Within our industrialised systems of education, work and society, there is a distinct possibility that we live well within our boundary lines and heritage.
Our quest, then, is to rediscover these, not only for ourselves, but also for each other.
Here are some words that came together in my reading this morning:
Heroes use systems, they aren’t held back by them.^
Not the usual way we think of heroes. Yes, there’s the danger of watering down the power of heroism, but there is also the possibility of missing the ordinary, often subserve, deeds that people bring into every day.

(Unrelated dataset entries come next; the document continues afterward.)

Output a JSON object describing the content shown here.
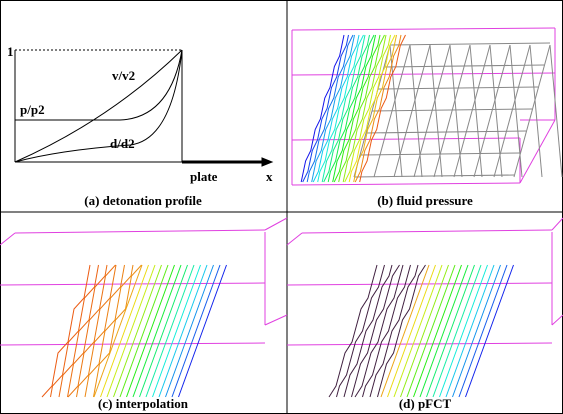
{
  "profile": {
    "y_label": "1",
    "curves": [
      "v/v2",
      "p/p2",
      "d/d2"
    ],
    "plate": "plate",
    "x_axis": "x"
  },
  "captions": [
    "(a) detonation profile",
    "(b) fluid pressure",
    "(c) interpolation",
    "(d) pFCT"
  ]
}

Oliver Burkeman writes of those who immerse themselves in a hobby:
In an age of instrumentalisation, the hobbyist is a subversive: he insists that some things are worth doing for themselves alone, despite offering no pay-offs in terms of productivity or profit.^^
Philip Newell writes of our quest to rediscover our boundary lines and heritage in nature:
There is hope for the human journey to the extent that we come back into true relationship with the earth’s wildness.^^
Clarissa Pinkola Estés writes of the quest of women to find the wildness of their boundary lines and heritage:
[Women] were kept as fallow gardens … but thankfully there was always wild seed which arrived on the wind.^*
I found myself contemplating this morning’s rising sun as being subversive while it seeped through the trees near my home on an otherwise overcast day: the branches and buds shone like gold. It was on a quest to transform.*^
May you explore to the edges of your boundary lines and goodly heritages, and enable others to rediscover theirs.
**From John O’Donohue’s Benedictus;
^From Seth Godin’s blog: The hospitality systems gap;
^From Oliver Burkeman’s Four Thousand Weeks;
*^From Philip Newell’s Sacred Earth, Sacred Soul;
^*From Clarissa Pinkola Estés’ Women Who Run With the Wolves.